Indeed, from my observations people using rebase are usually working solo or in very small teams, or just like spending insane amounts of time fixing their broken code.
The typical effective way to work with Git is to develop on master while running "git pull --rebase" regularly, and before you commit. Prefer to build up a feature as one commit, with "git commit --amend" or "git commit --fixup". Since you pull and rebase regularly, your code is closely in sync with all shipped changes, and if there are any conflicts you get to resolve them in small incremental pieces. When your change passes CR, push it.
The result is a simple, clear, linear commit history with a minimum of effort spent on branching and merging fuss. The fuss is rarely worth it. This model works for quite large teams. After a certain size, it might be better to split the package into several rather than add branching/merging complexity.
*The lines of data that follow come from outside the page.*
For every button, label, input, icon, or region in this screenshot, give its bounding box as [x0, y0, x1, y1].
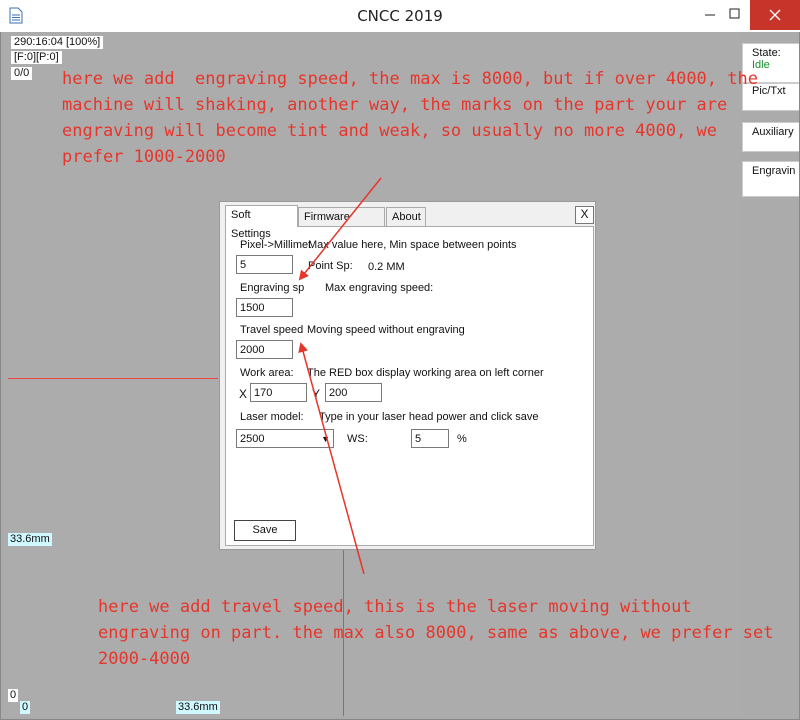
work-area-y-input[interactable]: 200 [325, 383, 382, 402]
state-label: State: [752, 47, 781, 59]
travel-speed-label: Travel speed [240, 324, 304, 336]
engraving-speed-hint: Max engraving speed: [325, 282, 434, 294]
soft-settings-panel: Pixel->Millimet Max value here, Min spac… [225, 226, 594, 546]
pixel-hint: Max value here, Min space between points [308, 239, 517, 251]
travel-speed-input[interactable]: 2000 [236, 340, 293, 359]
tab-firmware-setting[interactable]: Firmware setting [298, 207, 385, 242]
x-label: X [239, 387, 248, 401]
close-icon [769, 9, 781, 21]
laser-model-hint: Type in your laser head power and click … [319, 411, 539, 423]
laser-model-value: 2500 [240, 433, 265, 445]
close-button[interactable] [750, 0, 800, 30]
position-readout: 290:16:04 [100%] [11, 36, 104, 49]
minimize-icon [705, 14, 715, 16]
work-area-hint: The RED box display working area on left… [307, 367, 544, 379]
y-label: Y [312, 387, 321, 401]
document-icon [9, 7, 23, 24]
chevron-down-icon: ▼ [321, 434, 330, 444]
tab-about[interactable]: About [386, 207, 426, 226]
engraving-speed-label: Engraving spe [240, 282, 304, 294]
point-sp-label: Point Sp: [308, 260, 353, 272]
ws-input[interactable]: 5 [411, 429, 449, 448]
engraving-speed-input[interactable]: 1500 [236, 298, 293, 317]
dialog-close-button[interactable]: X [575, 206, 594, 224]
maximize-icon [729, 8, 740, 19]
minimize-button[interactable] [690, 0, 730, 30]
laser-model-label: Laser model: [240, 411, 304, 423]
x-axis-zero-label: 0 [20, 701, 31, 714]
settings-dialog: Soft Settings Firmware setting About X P… [219, 201, 596, 550]
x-axis-mm-label: 33.6mm [176, 701, 220, 714]
work-area-x-input[interactable]: 170 [250, 383, 307, 402]
annotation-engraving-speed: here we add engraving speed, the max is … [62, 69, 758, 167]
side-tab-engraving-label: Engravin [752, 165, 796, 177]
title-bar: CNCC 2019 [0, 0, 800, 32]
state-value: Idle [752, 59, 770, 71]
point-sp-value: 0.2 MM [368, 261, 405, 273]
save-button[interactable]: Save [234, 520, 296, 541]
frame-power-readout: [F:0][P:0] [11, 51, 62, 64]
ws-unit: % [457, 433, 467, 445]
work-area-guide-horizontal [8, 378, 218, 379]
side-tab-pic-txt-label: Pic/Txt [752, 85, 786, 97]
progress-readout: 0/0 [11, 67, 33, 80]
y-axis-mm-label: 33.6mm [8, 533, 52, 546]
travel-speed-hint: Moving speed without engraving [307, 324, 465, 336]
work-area-label: Work area: [240, 367, 294, 379]
side-tab-auxiliary-label: Auxiliary [752, 126, 794, 138]
window-title: CNCC 2019 [357, 7, 443, 25]
pixel-input[interactable]: 5 [236, 255, 293, 274]
laser-model-select[interactable]: 2500 ▼ [236, 429, 334, 448]
annotation-travel-speed: here we add travel speed, this is the la… [98, 597, 774, 669]
y-axis-zero-label: 0 [8, 689, 19, 702]
tab-soft-settings[interactable]: Soft Settings [225, 205, 298, 240]
ws-label: WS: [347, 433, 368, 445]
You can make as many commits as you need on your feature branch. When you're done with the feature, you do `git pull --rebase origin master` (or whatever the main branch is) and squash your commits into one (or a few -- when it makes sense) using `git rebase -i`.
I know the workflow of rebasing a feature branch into one commit on master, but that doesn't sound like what Pyxl101 was talking about, regarding the use of "git commit --amend" and "git commit --fixup".
Rebasing is safe as long as you only do it to commits you haven't shared yet. Of course the risk is that if rebasing becomes your default, there's a risk you might also do it on a commit you already have shared.
As any time traveler knows, you need to be careful when you rewrite history.
The result is a simple, clear, linear commit history with a minimum of effort spent on branching and merging fuss. The fuss is rarely worth it. This model works for quite large teams. After a certain size, it might be better to split the package into several rather than add branching/merging complexity.